抄録
第二次世界大戦後における台湾でのオーラル・ヒストリーの発展については、少なくともすでに三篇の論文が世に出ている。本文ではそれらを参考に、戦後台湾におけるオーラル・ヒストリーの過去と現在を述べるものである。
1. オーラルインタビューの範囲と実施機関
(1)戦後1946年より、オーラル・ヒストリーの一つとしての「座談会」が展開
戦後台湾のオーラル・ヒストリー発展の出発点は、座談会の形と方法で始まった。すなわち「集会式に関係者を招き、歴史上の重要事件や重要人物について語ってもらう」ことで「短時間で様々な経験や見方を得ることができ」、後に原稿を書いてもらったりオーラルインタビューの参考名簿にしたりした。座談会の記録で最も早いものは、『台湾文化』1巻3期(1946年12月1日)刊行の「美術座談会」「音楽座談会記録」である。この次に台北市文献会が出版した『台北文物』(後に『台北文献』に改題し現在に至る)2巻1期(1953年2月)に「艋舺古老の座談会」の記録があり、その後、大龍峒、大稲埕、城内および付近の郊外、錫口での座談会の記録が掲載され、本雑誌の特色となっていった。1968年に李登輝が政令指定都市台北市の市長となった際、市内古老の座談会を行った。それは山、高、水、長の4グループに分かれて行われ、最終的に『台北市耆老会談専集(台北市古老会談集)』として出版された[台北市文献委員会1979]。台北市文献館では座談会を史料収集の方法の一つとみなし、現在も行っている。

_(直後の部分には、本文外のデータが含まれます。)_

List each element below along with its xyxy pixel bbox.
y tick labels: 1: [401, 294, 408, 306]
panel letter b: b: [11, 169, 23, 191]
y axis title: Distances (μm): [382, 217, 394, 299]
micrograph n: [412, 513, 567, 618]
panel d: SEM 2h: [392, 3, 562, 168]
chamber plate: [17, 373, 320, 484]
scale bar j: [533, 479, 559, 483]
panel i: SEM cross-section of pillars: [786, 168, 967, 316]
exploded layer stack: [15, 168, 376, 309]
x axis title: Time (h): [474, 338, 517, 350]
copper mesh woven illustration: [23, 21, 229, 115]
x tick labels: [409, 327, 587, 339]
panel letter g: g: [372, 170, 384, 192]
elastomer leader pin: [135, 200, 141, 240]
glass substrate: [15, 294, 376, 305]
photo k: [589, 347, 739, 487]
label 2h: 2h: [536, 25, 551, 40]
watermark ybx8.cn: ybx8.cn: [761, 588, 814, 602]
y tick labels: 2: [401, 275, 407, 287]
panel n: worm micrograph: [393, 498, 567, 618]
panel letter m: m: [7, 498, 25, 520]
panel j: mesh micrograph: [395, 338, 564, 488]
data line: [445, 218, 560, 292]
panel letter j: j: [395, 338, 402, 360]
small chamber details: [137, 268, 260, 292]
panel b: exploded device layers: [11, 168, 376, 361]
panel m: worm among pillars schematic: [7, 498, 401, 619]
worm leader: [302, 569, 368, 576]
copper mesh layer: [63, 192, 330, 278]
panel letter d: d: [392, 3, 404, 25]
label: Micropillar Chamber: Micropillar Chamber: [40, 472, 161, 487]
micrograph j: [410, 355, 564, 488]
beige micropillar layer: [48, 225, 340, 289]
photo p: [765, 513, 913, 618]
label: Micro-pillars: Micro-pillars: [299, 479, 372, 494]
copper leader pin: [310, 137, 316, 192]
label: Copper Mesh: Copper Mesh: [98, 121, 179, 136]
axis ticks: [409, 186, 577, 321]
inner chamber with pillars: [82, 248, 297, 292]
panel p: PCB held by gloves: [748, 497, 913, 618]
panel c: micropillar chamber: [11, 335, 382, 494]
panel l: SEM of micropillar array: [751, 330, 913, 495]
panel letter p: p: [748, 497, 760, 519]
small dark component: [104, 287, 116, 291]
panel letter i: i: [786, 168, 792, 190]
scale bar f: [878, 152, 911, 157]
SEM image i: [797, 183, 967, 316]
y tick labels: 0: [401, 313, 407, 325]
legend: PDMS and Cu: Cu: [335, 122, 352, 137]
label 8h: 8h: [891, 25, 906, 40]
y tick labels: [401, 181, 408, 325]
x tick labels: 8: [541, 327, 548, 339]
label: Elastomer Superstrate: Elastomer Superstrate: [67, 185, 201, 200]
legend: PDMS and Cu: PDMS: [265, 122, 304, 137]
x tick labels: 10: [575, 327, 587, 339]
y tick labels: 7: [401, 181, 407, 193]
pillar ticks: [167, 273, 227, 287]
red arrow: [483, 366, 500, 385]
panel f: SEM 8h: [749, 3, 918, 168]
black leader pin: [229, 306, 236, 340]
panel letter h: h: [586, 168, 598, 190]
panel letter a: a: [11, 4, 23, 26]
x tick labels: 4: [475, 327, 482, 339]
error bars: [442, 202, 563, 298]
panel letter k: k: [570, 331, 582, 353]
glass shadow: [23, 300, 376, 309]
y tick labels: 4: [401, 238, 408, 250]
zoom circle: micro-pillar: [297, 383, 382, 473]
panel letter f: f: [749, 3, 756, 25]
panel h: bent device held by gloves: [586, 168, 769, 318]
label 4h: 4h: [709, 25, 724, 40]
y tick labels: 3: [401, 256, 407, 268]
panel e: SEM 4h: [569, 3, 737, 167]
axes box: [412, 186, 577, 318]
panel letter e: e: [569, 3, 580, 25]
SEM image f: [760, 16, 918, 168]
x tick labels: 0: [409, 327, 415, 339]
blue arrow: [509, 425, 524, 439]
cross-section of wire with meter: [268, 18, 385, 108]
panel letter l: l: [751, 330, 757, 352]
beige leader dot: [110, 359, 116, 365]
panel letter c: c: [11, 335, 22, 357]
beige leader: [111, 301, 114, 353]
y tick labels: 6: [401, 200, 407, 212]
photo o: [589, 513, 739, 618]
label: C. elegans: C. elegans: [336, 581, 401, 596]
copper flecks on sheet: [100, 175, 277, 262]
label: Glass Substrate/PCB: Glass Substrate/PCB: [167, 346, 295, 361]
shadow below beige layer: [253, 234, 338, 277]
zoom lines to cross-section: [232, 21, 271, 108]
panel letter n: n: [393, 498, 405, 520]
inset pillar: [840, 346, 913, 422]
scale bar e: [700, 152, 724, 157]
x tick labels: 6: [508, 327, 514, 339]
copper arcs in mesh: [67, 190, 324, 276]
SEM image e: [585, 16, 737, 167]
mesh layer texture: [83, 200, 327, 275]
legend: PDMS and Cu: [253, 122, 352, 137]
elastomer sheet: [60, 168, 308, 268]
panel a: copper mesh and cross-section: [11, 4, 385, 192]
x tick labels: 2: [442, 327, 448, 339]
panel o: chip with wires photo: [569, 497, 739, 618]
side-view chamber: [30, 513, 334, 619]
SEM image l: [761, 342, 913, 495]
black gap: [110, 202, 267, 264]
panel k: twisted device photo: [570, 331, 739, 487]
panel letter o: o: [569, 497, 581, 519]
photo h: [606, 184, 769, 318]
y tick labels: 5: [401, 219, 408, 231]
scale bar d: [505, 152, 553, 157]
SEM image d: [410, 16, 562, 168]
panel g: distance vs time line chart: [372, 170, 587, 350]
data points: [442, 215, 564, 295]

(2)台湾オーラル・ヒストリーの重鎮―中央研究院近代史研究所
1) オーラル・ヒストリーの第一段階(1959年12月~1972年7月)
台湾で最も早く学術的にオーラル・ヒストリーに携わったのは、1955年に成立した中央研究院近代史研究所であり、そのオーラル・ヒストリーの成果は今に至るまで台湾史学界をリードし続けている。
研究所の創設所長である郭廷以は、もし「重要な出来事の当事者が自伝や回顧録を書き、人を派遣してインタビューを行い、その談話を記録できれば」、「歴史問題のいくらかは解決でき、いくばくか歴史の真相が明らかになる」と考えていた。そこで1959年10月に「民国口述訪問計画大綱(中華民国オーラルインタビュー計画概要)」をまとめ、12月に正式に開始した。インタビューを受けたのは傅秉常など11名で、主なインタビュアーは所内の同僚および外部から招かれた研究者であった。当時のインタビュアーは実地で経験を積み、記録も研究者がおこない、専任のアシスタントはいなかった。録音機は重く、まだコンピューターもなく、原稿はすべて原稿用紙に手書きし、インタビュイーの修正を経てようやく完成原稿ができあがった。
オーラル・ヒストリーを行うには、時間、経費ともに多くを費やしたが、所内の経費には限界があった。そこで1960~62年にアメリカのコロンビア大学と共同プロジェクトを行い、1962~72年にはフォード基金からの援助を得ることができた。これに益するところは少なくなかった。1972年までの14年間で、近代史研究所は70名にインタビューし、480万字の原稿ができた。しかし政治的タブーと敏感な内容のため、研究所内には公開されたものの、使用者は限られた。1982年になってようやく第1冊『淩鴻勛先生訪問紀録(淩鴻勛インタビュー記録)』[沈雲龍1982]が出版された。
この段階で近代史研究所はいくつかのルールを作った。一つ目は一人称で原稿を作ること。二つ目に、記録には一問一答を採用せず、時間軸によって主題を整理することで読みやすくすること。三つ目に、稿料を送らず、出版後にインタビュイーに100冊贈ること。四つ目に、オーラル・ヒストリーを史料収集と捉え、研究業績とは見なさず、それゆえ研究成果に入れないこと。現在もなおこのルールのままである。